Kwame Dawes Honors Kofi Awoonor

Originally Published: September 23, 2013

At the Poetry Foundation Ghana web site, Kwame Dawes pays tribute to Kofi Awooner, who was lost in the Westgate Mall attack in Nairobi, Kenya:

Last night, I received news that Kofi Awoonor, the Ghanaian poet, diplomat and academic had been shot to death by terrorists in the Westgate Mall in Nairobi, Kenya. I got the news in my hotel, which is about five minutes from the mall. The news came through diplomatic channels in Ghana. “Barring a miracle, we have lost him. Get some sleep, we have a long wake ahead.” This was the note his protégé and fellow Ghanaian poet, Kofi Anyidoho, sent to me. The Ghanaian ambassador to Kenya and Awoonor’s son later went to identify the body.

I will travel to Ghana to be present at the burial of Kofi Awoonor. I will because he is a great Ghanaian poet. I will because he is a remarkable African thinker and mentor. I will because he traveled to Jamaica from Ghana to bury my father, his dear friend and mentor, in 1984. I will because he is my uncle, my mother’s cousin.

He remembers the poet:

Kofi Awoonor was born in Ghana 1935, and after his first book of poems in 1964, he would go on to publish several books of poems including, “The House by the Sea“ which chronicled his time in detention in Ghana on death row in the 1970s. He is often best known for his novel, “This Earth My Brother,” and for many, he is known as the other great African diplomat. Until very recently, he has never stopped holding a university post in Ghana or outside of Ghana. He is called affectionately, “Prof” by Ghanaian friends and writers.

Those who will carry the heaviness of loss will be his immediate family beginning with his son who was shot and wounded in the Mall and who had traveled to Kenya to be with his father and to support him.
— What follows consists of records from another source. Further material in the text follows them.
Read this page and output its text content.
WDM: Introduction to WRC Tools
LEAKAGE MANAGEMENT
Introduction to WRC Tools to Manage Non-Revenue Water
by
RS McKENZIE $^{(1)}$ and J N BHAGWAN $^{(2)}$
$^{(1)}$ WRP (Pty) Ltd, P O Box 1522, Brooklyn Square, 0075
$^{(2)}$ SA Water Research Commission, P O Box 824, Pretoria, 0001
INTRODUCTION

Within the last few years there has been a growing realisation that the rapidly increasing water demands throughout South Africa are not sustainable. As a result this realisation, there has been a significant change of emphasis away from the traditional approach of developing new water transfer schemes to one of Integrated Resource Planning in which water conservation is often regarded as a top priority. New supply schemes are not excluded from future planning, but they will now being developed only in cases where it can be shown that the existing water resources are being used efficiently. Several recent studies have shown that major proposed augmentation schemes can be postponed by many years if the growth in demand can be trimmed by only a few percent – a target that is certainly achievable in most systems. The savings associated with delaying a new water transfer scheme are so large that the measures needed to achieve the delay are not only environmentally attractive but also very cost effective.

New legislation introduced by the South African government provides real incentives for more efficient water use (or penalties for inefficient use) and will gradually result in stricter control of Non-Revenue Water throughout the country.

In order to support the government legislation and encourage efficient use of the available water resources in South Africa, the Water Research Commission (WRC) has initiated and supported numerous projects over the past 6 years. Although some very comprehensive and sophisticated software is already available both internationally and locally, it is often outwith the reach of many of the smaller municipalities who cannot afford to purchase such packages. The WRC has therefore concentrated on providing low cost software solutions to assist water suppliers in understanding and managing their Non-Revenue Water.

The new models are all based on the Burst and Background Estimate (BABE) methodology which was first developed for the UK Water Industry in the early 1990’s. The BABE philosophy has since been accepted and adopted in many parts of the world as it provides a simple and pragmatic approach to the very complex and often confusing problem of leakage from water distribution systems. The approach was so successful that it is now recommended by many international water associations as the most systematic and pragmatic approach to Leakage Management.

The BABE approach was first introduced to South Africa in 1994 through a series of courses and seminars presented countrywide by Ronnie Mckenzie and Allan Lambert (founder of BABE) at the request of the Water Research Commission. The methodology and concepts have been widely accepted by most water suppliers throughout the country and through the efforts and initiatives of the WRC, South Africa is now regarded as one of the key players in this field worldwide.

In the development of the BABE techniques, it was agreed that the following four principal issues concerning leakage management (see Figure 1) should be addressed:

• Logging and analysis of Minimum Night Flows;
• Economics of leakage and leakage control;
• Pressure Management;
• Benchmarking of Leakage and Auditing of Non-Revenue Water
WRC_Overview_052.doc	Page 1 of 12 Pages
There are other siblings, other cousins, other extended families, thousands of past students, and a Ghanaian nation that will mourn his death deeply.

The post also tracks the ongoing conflict, which:

According to a report in the Wall Street Journal, the terrorist siege of the upscale mall in Kenya has claimed 59 lives so far and soldiers and police looking to corner the attackers.